Ham Radios

For many, many years the ham radio to have was Icom’s 781. (I think it actually cost a bit less, but there was a saying, “Just add a zero to it and you have the price.”) Among the hardcore contesters, it was sort of like Photoshop: incredibly expensive, and yet ubiquitous.

The 781 is no more, and has been replaced by something even more incredible: the Icom 7800. (“Just add a zero” indeed.) They’re selling for a little over $10,000, and they’re apparently selling well, too. Besides an amazing LCD, it mostly boasts technical improvements: a non-ham probably won’t be interested in knowing that it has a +40dBm Third-order Intercept Point, for example.

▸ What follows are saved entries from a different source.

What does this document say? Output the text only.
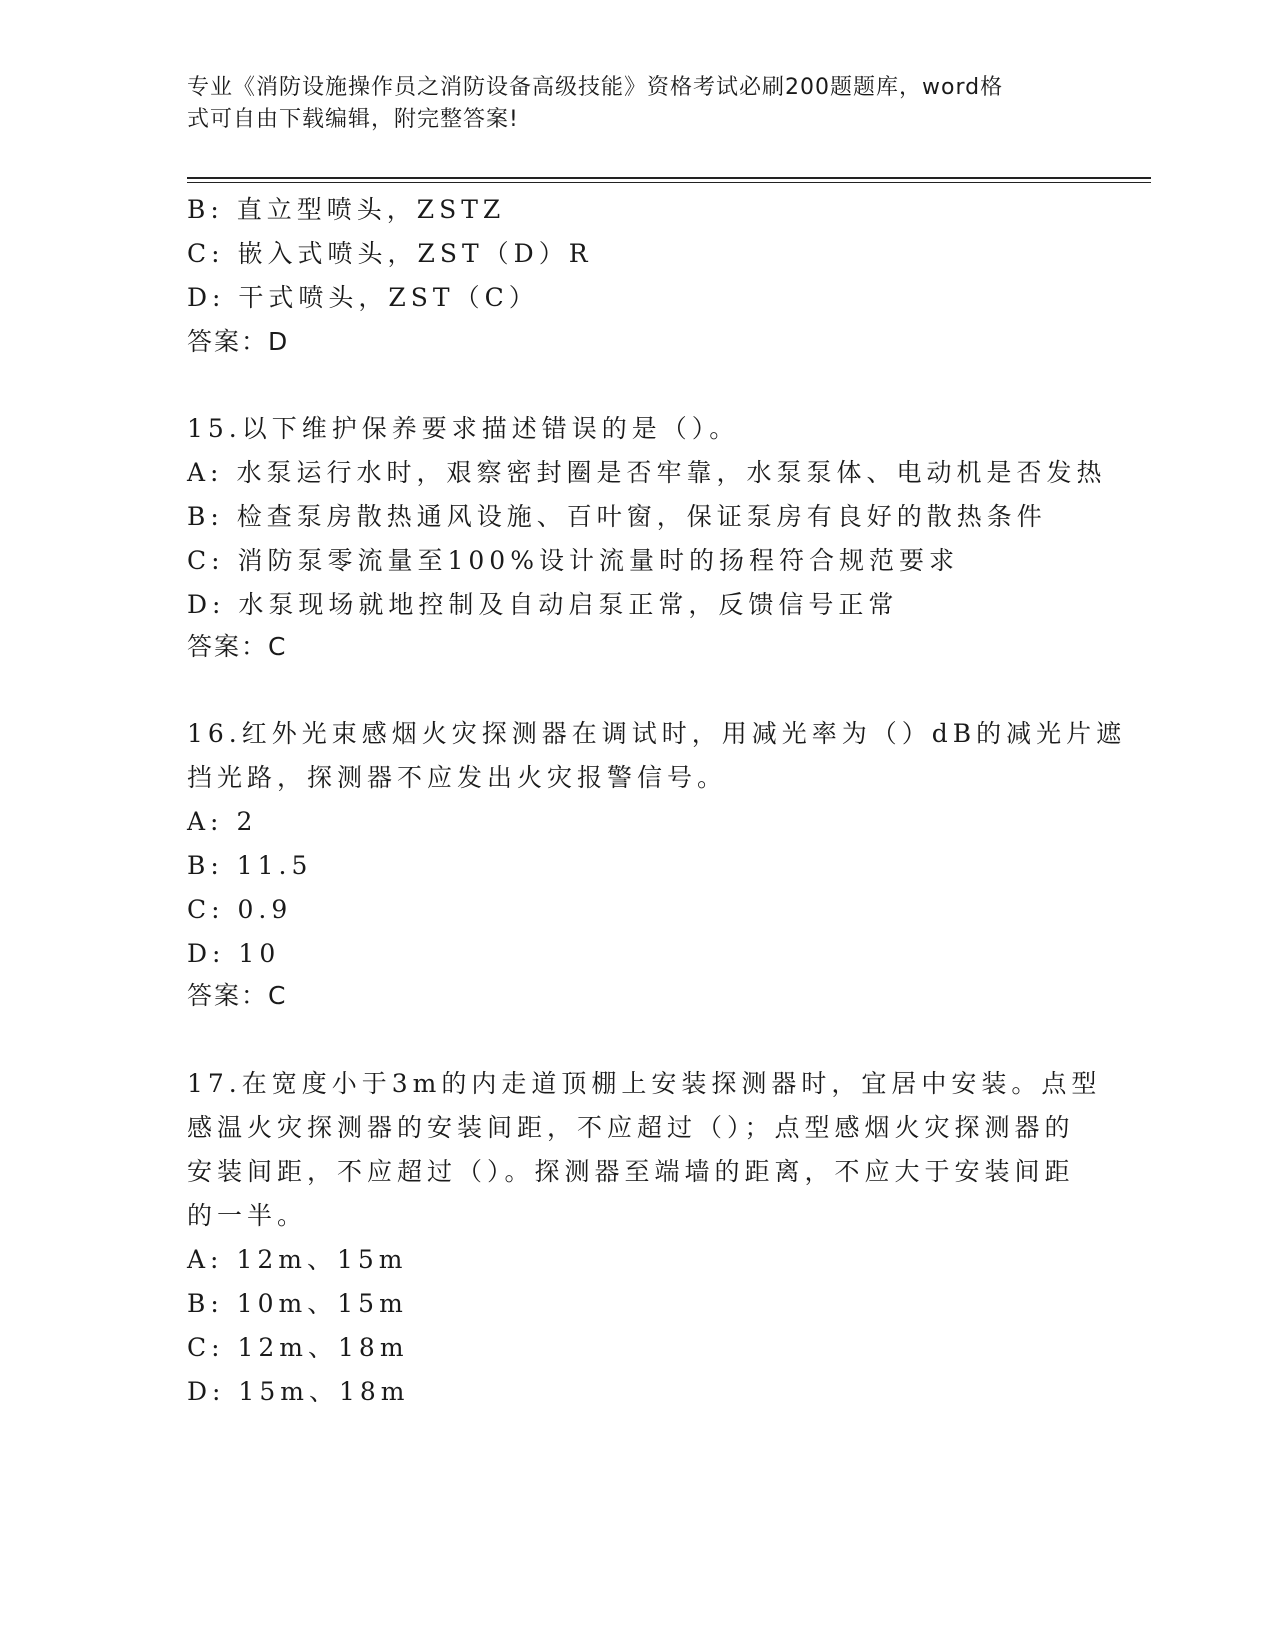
专业《消防设施操作员之消防设备高级技能》资格考试必刷200题题库，word格
式可自由下载编辑，附完整答案!
B: 直立型喷头，ZSTZ
C: 嵌入式喷头，ZST（D）R
D: 干式喷头，ZST（C）
答案：D
15.以下维护保养要求描述错误的是（）。
A: 水泵运行水时，艰察密封圈是否牢靠，水泵泵体、电动机是否发热
B: 检查泵房散热通风设施、百叶窗，保证泵房有良好的散热条件
C: 消防泵零流量至100%设计流量时的扬程符合规范要求
D: 水泵现场就地控制及自动启泵正常，反馈信号正常
答案：C
16.红外光束感烟火灾探测器在调试时，用减光率为（）dB的减光片遮
挡光路，探测器不应发出火灾报警信号。
A: 2
B: 11.5
C: 0.9
D: 10
答案：C
17.在宽度小于3m的内走道顶棚上安装探测器时，宜居中安装。点型
感温火灾探测器的安装间距，不应超过（）；点型感烟火灾探测器的
安装间距，不应超过（）。探测器至端墙的距离，不应大于安装间距
的一半。
A: 12m、15m
B: 10m、15m
C: 12m、18m
D: 15m、18m
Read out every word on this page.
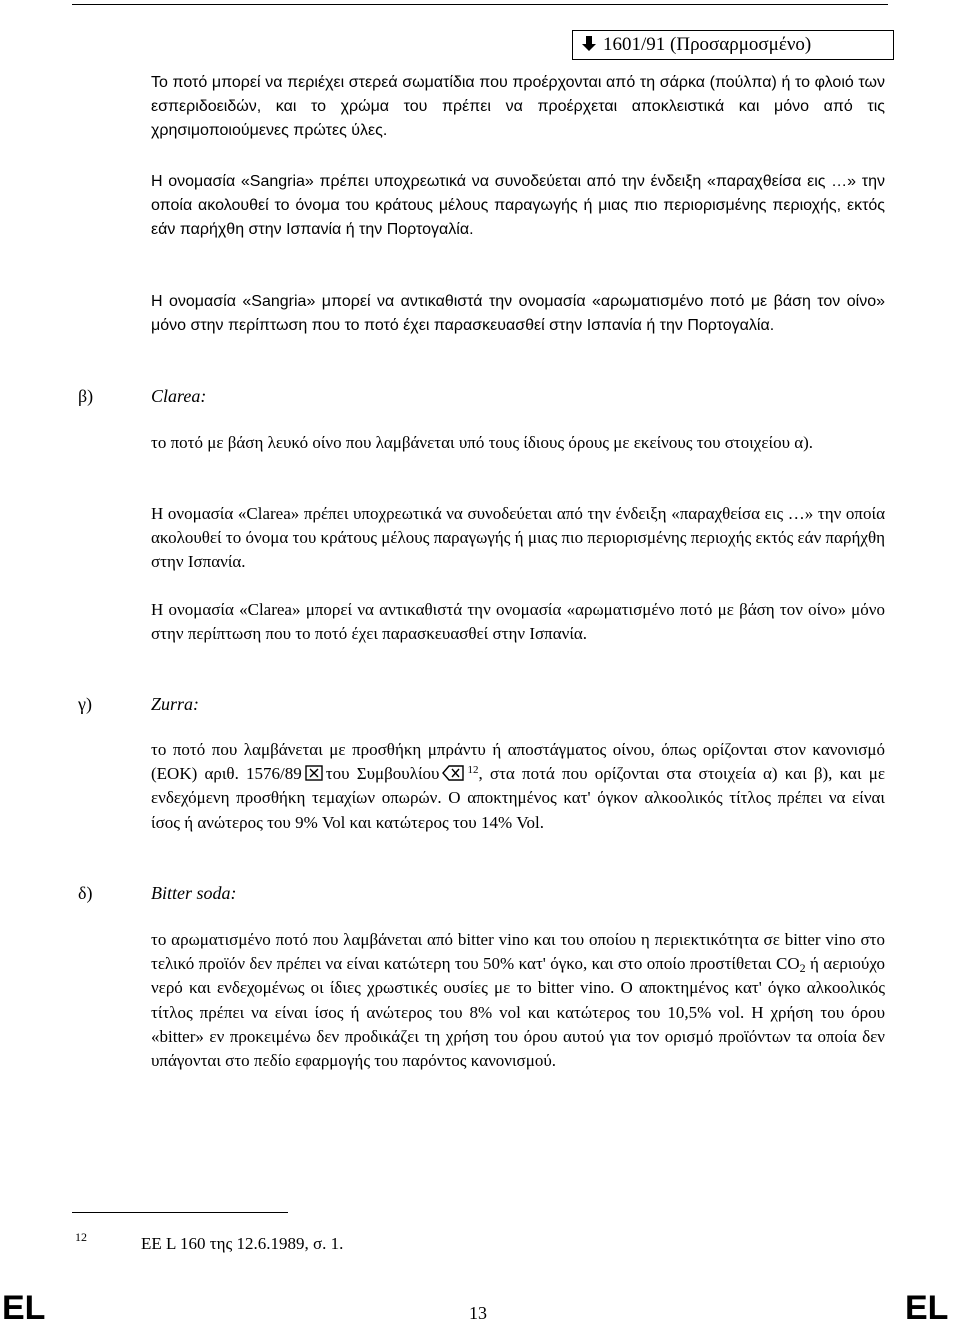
1601/91 (Προσαρμοσμένο)

Το ποτό μπορεί να περιέχει στερεά σωματίδια που προέρχονται από τη σάρκα (πούλπα) ή το φλοιό των εσπεριδοειδών, και το χρώμα του πρέπει να προέρχεται αποκλειστικά και μόνο από τις χρησιμοποιούμενες πρώτες ύλες.

Η ονομασία «Sangria» πρέπει υποχρεωτικά να συνοδεύεται από την ένδειξη «παραχθείσα εις …» την οποία ακολουθεί το όνομα του κράτους μέλους παραγωγής ή μιας πιο περιορισμένης περιοχής, εκτός εάν παρήχθη στην Ισπανία ή την Πορτογαλία.

Η ονομασία «Sangria» μπορεί να αντικαθιστά την ονομασία «αρωματισμένο ποτό με βάση τον οίνο» μόνο στην περίπτωση που το ποτό έχει παρασκευασθεί στην Ισπανία ή την Πορτογαλία.

β)	Clarea:

το ποτό με βάση λευκό οίνο που λαμβάνεται υπό τους ίδιους όρους με εκείνους του στοιχείου α).

Η ονομασία «Clarea» πρέπει υποχρεωτικά να συνοδεύεται από την ένδειξη «παραχθείσα εις …» την οποία ακολουθεί το όνομα του κράτους μέλους παραγωγής ή μιας πιο περιορισμένης περιοχής εκτός εάν παρήχθη στην Ισπανία.

Η ονομασία «Clarea» μπορεί να αντικαθιστά την ονομασία «αρωματισμένο ποτό με βάση τον οίνο» μόνο στην περίπτωση που το ποτό έχει παρασκευασθεί στην Ισπανία.

γ)	Zurra:

το ποτό που λαμβάνεται με προσθήκη μπράντυ ή αποστάγματος οίνου, όπως ορίζονται στον κανονισμό (ΕΟΚ) αριθ. 1576/89 του Συμβουλίου	$^{12}$, στα ποτά που ορίζονται στα στοιχεία α) και β), και με ενδεχόμενη προσθήκη τεμαχίων οπωρών. Ο αποκτημένος κατ' όγκον αλκοολικός τίτλος πρέπει να είναι ίσος ή ανώτερος του 9% Vol και κατώτερος του 14% Vol.

δ)	Bitter soda:

το αρωματισμένο ποτό που λαμβάνεται από bitter vino και του οποίου η περιεκτικότητα σε bitter vino στο τελικό προϊόν δεν πρέπει να είναι κατώτερη του 50% κατ' όγκο, και στο οποίο προστίθεται $CO_2$ ή αεριούχο νερό και ενδεχομένως οι ίδιες χρωστικές ουσίες με το bitter vino. Ο αποκτημένος κατ' όγκο αλκοολικός τίτλος πρέπει να είναι ίσος ή ανώτερος του 8% vol και κατώτερος του 10,5% vol. Η χρήση του όρου «bitter» εν προκειμένω δεν προδικάζει τη χρήση του όρου αυτού για τον ορισμό προϊόντων τα οποία δεν υπάγονται στο πεδίο εφαρμογής του παρόντος κανονισμού.

12	EE L 160 της 12.6.1989, σ. 1.
EL	13	EL
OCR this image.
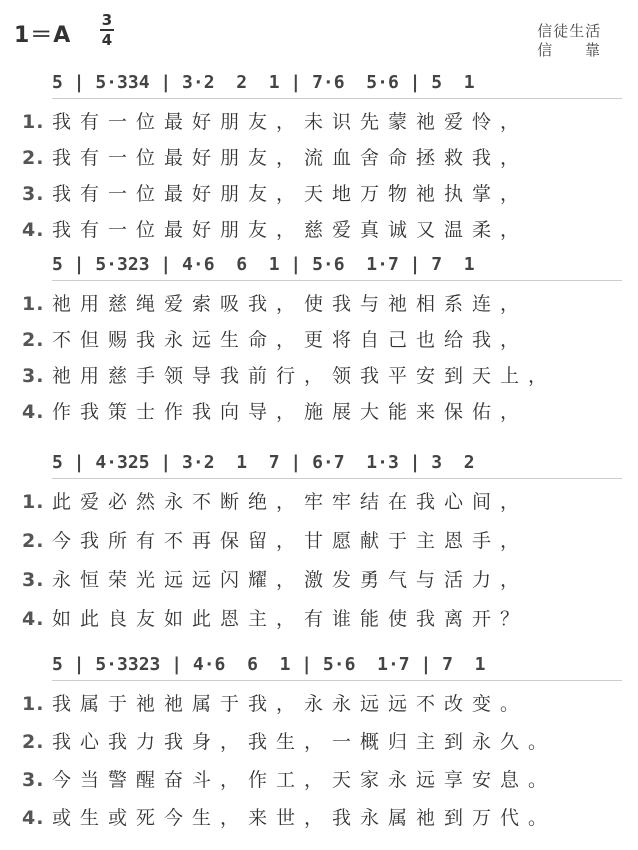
1＝A
3
4	信徒生活
信 靠
5 | 5·334 | 3·2  2  1 | 7·6  5·6 | 5  1
1. 我有一位最好朋友，未识先蒙祂爱怜，
2. 我有一位最好朋友，流血舍命拯救我，
3. 我有一位最好朋友，天地万物祂执掌，
4. 我有一位最好朋友，慈爱真诚又温柔，
5 | 5·323 | 4·6  6  1 | 5·6  1·7 | 7  1
1. 祂用慈绳爱索吸我，使我与祂相系连，
2. 不但赐我永远生命，更将自己也给我，
3. 祂用慈手领导我前行，领我平安到天上，
4. 作我策士作我向导，施展大能来保佑，
5 | 4·325 | 3·2  1  7 | 6·7  1·3 | 3  2
1. 此爱必然永不断绝，牢牢结在我心间，
2. 今我所有不再保留，甘愿献于主恩手，
3. 永恒荣光远远闪耀，激发勇气与活力，
4. 如此良友如此恩主，有谁能使我离开？
5 | 5·3323 | 4·6  6  1 | 5·6  1·7 | 7  1
1. 我属于祂祂属于我，永永远远不改变。
2. 我心我力我身，我生，一概归主到永久。
3. 今当警醒奋斗，作工，天家永远享安息。
4. 或生或死今生，来世，我永属祂到万代。
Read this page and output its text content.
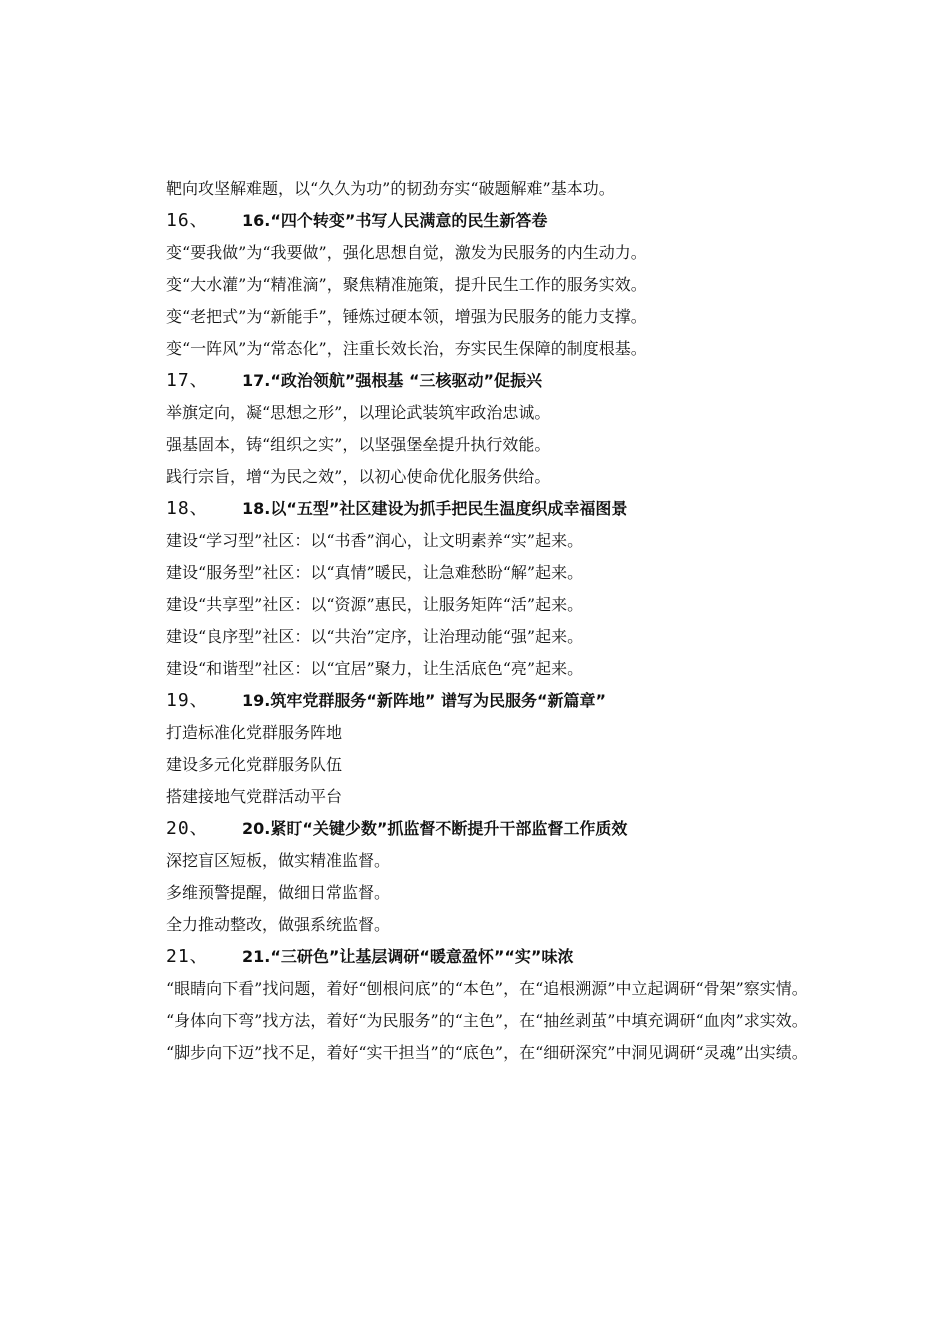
靶向攻坚解难题，以“久久为功”的韧劲夯实“破题解难”基本功。
16、	16.“四个转变”书写人民满意的民生新答卷
变“要我做”为“我要做”，强化思想自觉，激发为民服务的内生动力。
变“大水灌”为“精准滴”，聚焦精准施策，提升民生工作的服务实效。
变“老把式”为“新能手”，锤炼过硬本领，增强为民服务的能力支撑。
变“一阵风”为“常态化”，注重长效长治，夯实民生保障的制度根基。
17、	17.“政治领航”强根基 “三核驱动”促振兴
举旗定向，凝“思想之形”，以理论武装筑牢政治忠诚。
强基固本，铸“组织之实”，以坚强堡垒提升执行效能。
践行宗旨，增“为民之效”，以初心使命优化服务供给。
18、	18.以“五型”社区建设为抓手把民生温度织成幸福图景
建设“学习型”社区：以“书香”润心，让文明素养“实”起来。
建设“服务型”社区：以“真情”暖民，让急难愁盼“解”起来。
建设“共享型”社区：以“资源”惠民，让服务矩阵“活”起来。
建设“良序型”社区：以“共治”定序，让治理动能“强”起来。
建设“和谐型”社区：以“宜居”聚力，让生活底色“亮”起来。
19、	19.筑牢党群服务“新阵地” 谱写为民服务“新篇章”
打造标准化党群服务阵地
建设多元化党群服务队伍
搭建接地气党群活动平台
20、	20.紧盯“关键少数”抓监督不断提升干部监督工作质效
深挖盲区短板，做实精准监督。
多维预警提醒，做细日常监督。
全力推动整改，做强系统监督。
21、	21.“三研色”让基层调研“暖意盈怀”“实”味浓
“眼睛向下看”找问题，着好“刨根问底”的“本色”，在“追根溯源”中立起调研“骨架”察实情。
“身体向下弯”找方法，着好“为民服务”的“主色”，在“抽丝剥茧”中填充调研“血肉”求实效。
“脚步向下迈”找不足，着好“实干担当”的“底色”，在“细研深究”中洞见调研“灵魂”出实绩。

They’re not one of the “big 3” manufacturers, but TenTec has nonetheless been a pretty popular radio manufacturer over the years. (Especially with those who don’t have $10,000 to spend on a radio.) Enter the TenTec Omni VII, which jumps on the big LCD bandwagon, apparently boasts incredible performance in tests, and finally brings a new concept to ham radio: it has an Ethernet port. You can control it from a computer remotely. Computer-controlled rigs aren’t new, but until very recently they were kludgy serial-port based ones, meant to let you use a computer-based logging program to query the frequency, or to let the computer tune the radio for you. Routing audio (including transmit audio!) over Ethernet, and allowing (apparently) full control remotely is something that no other radio on the market can do, or even come close to.

Of course, Yaesu has entered into the fray, with their line of ‘luxury rigs,’ such as the FTDX9000D (that’s a mouthful) with the obligatory big LCD. (Yaesu’s been a little less eager to throw huge LCDs into all of its radios, though.)

Of course, a great HF rig can still be had for under $1,000… But now you have the opportunity to spend an order of magnitude more.